Has Arizona Lost Its Mind? Senate Approves Bill to Allow Businesses to Refuse to Serve Gays and Lesbians

News & Politics
The Arizona Senate this week passed a Republican-backed bill that would allow people and businesses to refuse to serve homosexuals, for religious reasons.
Democrats and civil rights groups, including the ACLU, said Senate Bill 1062 would hurt Arizona's economy by, for instance, causing groups to cancel conventions and hold them elsewhere.
Sponsor Steve Yarbrough of Chandler told the Arizona Republic, "This bill is about preventing discrimination against people who are clearly living out their faith."
The people living out their faith, presumably, would be the businessmen and -women who disapprove of the way other people have sex.
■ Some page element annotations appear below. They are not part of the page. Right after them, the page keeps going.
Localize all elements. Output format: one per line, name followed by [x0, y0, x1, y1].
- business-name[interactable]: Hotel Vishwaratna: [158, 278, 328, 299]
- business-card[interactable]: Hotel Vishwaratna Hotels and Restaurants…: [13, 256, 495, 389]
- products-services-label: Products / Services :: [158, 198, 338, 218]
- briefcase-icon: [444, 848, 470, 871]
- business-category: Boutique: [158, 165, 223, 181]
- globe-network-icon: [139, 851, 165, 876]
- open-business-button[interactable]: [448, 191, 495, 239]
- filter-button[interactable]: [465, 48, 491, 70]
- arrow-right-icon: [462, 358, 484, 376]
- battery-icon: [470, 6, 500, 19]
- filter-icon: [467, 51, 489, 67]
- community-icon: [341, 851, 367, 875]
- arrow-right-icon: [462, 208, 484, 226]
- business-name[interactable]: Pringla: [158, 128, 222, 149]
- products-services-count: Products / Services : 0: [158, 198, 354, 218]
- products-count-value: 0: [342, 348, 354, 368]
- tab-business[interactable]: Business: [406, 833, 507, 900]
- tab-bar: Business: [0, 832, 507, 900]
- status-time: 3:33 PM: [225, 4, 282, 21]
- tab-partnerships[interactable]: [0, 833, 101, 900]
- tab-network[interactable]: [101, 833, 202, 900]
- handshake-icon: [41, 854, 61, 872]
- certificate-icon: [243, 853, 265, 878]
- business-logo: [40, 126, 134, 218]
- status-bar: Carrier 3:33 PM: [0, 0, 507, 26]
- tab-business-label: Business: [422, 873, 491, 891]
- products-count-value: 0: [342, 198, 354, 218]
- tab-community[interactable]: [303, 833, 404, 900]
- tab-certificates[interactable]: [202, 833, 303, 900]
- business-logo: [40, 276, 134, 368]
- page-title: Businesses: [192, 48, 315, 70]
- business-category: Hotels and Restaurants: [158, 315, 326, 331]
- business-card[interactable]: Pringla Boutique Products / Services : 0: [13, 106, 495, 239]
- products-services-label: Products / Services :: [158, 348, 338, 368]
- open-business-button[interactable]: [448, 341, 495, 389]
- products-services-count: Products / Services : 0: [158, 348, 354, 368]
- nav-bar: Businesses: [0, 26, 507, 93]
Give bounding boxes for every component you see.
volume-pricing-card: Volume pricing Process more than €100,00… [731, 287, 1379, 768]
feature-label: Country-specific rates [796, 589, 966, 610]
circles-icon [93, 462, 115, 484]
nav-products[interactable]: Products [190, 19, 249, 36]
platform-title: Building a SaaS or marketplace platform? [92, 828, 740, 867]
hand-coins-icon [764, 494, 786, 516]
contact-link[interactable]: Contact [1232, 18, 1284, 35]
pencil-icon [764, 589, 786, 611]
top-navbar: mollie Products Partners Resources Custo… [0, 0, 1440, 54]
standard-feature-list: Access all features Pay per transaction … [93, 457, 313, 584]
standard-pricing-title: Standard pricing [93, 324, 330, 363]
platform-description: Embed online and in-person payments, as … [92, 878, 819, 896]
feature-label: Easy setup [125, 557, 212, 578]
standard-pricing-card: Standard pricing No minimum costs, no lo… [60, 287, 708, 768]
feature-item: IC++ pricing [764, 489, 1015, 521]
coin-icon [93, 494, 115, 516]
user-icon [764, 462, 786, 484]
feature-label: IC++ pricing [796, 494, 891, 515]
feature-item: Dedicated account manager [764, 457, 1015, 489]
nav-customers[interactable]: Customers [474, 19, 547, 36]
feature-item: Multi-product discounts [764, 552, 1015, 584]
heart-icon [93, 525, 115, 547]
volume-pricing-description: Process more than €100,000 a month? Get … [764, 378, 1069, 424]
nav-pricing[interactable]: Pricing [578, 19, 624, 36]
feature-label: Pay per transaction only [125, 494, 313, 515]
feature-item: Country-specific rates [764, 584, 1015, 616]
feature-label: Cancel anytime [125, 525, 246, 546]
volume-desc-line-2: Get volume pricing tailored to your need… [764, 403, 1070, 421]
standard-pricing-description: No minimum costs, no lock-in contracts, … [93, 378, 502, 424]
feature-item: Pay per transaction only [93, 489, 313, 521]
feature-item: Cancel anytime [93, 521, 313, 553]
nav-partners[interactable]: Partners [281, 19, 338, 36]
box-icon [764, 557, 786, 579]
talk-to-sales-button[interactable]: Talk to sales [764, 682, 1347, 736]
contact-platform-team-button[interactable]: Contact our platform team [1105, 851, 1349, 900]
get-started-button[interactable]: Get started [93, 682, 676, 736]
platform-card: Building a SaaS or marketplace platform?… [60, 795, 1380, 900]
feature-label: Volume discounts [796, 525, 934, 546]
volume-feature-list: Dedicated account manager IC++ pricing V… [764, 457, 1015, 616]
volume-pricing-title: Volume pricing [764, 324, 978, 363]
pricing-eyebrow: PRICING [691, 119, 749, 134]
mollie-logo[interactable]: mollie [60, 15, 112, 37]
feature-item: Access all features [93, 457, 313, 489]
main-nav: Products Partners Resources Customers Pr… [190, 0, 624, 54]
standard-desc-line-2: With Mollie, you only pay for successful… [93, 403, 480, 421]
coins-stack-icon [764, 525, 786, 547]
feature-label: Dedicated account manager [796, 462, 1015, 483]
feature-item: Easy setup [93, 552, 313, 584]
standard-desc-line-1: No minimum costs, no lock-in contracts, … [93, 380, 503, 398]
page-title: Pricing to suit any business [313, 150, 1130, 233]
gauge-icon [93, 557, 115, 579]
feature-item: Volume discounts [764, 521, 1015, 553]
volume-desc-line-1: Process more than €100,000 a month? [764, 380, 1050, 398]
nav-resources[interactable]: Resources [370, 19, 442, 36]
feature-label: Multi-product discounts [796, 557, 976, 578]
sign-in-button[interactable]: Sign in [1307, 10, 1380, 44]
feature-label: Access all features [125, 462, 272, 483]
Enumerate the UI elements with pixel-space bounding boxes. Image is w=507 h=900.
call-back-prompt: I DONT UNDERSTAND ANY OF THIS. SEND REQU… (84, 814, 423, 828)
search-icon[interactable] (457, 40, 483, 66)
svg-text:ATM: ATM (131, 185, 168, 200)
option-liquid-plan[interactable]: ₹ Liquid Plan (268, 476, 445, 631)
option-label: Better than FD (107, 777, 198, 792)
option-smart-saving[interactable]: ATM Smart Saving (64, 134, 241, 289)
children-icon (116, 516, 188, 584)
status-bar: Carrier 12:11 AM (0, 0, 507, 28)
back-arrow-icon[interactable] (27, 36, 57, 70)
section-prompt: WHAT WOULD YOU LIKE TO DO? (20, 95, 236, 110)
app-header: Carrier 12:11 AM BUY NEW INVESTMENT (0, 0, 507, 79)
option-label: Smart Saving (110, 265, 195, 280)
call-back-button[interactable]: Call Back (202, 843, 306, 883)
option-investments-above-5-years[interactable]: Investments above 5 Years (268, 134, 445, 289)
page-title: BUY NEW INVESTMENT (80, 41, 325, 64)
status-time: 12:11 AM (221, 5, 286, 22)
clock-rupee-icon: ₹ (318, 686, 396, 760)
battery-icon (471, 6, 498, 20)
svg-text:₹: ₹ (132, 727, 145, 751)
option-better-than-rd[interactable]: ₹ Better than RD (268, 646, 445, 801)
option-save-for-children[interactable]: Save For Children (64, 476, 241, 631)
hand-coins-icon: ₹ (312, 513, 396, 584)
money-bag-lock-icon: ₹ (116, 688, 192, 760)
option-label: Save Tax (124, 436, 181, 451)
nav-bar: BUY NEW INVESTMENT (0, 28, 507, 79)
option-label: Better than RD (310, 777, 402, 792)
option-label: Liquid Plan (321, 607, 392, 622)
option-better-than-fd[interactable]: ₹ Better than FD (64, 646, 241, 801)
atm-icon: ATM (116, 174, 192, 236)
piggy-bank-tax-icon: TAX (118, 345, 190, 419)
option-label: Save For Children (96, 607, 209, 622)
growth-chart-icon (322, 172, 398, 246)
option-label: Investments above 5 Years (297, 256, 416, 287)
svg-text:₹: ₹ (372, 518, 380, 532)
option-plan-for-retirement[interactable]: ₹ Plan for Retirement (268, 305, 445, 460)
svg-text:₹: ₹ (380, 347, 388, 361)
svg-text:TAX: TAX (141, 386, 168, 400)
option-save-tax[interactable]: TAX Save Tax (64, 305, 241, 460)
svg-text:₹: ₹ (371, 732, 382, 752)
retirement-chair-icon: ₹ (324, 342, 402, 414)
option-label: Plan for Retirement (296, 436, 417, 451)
The Arizona Senate approved the bill 17-13 on a party line vote.
Remarkably, that made Arizona's Senate even more retrograde than Kansas, where Democrats and Republicans in that state's Senate killed a similar bill - which had been approved by the state House. Among the groups that opposed the Kansas bill was the Kansas Chamber of Commerce.
Arizona Democrats said Yarbrough's bill would institutionalize discrimination.
Pundits observed that, if enacted, it almost certainly would be found unconstitutional as soon as refusal of service in an interstate business occurred, such as transportation.
Arizona did lost millions of dollars in convention business after it passed a similar law in 2010, SB 1070, which allowed refusal of service to undocumented people. The 9th Circuit found key portions of that law unconstitutional.
ACLU executive director Alessandra Soler blasted Yarbrough and SB1062 in a statement, saying: "This bill is not about God or faith. There are already laws on the books in Arizona protecting religious freedom. What today's bill does is allow private individuals and businesses to use religion to discriminate, sending a message that Arizona is intolerant and unwelcoming."
The bill was expected to be passed by the state House, which also is controlled by Republicans, and is expected to be signed by Gov. Jan Brewer.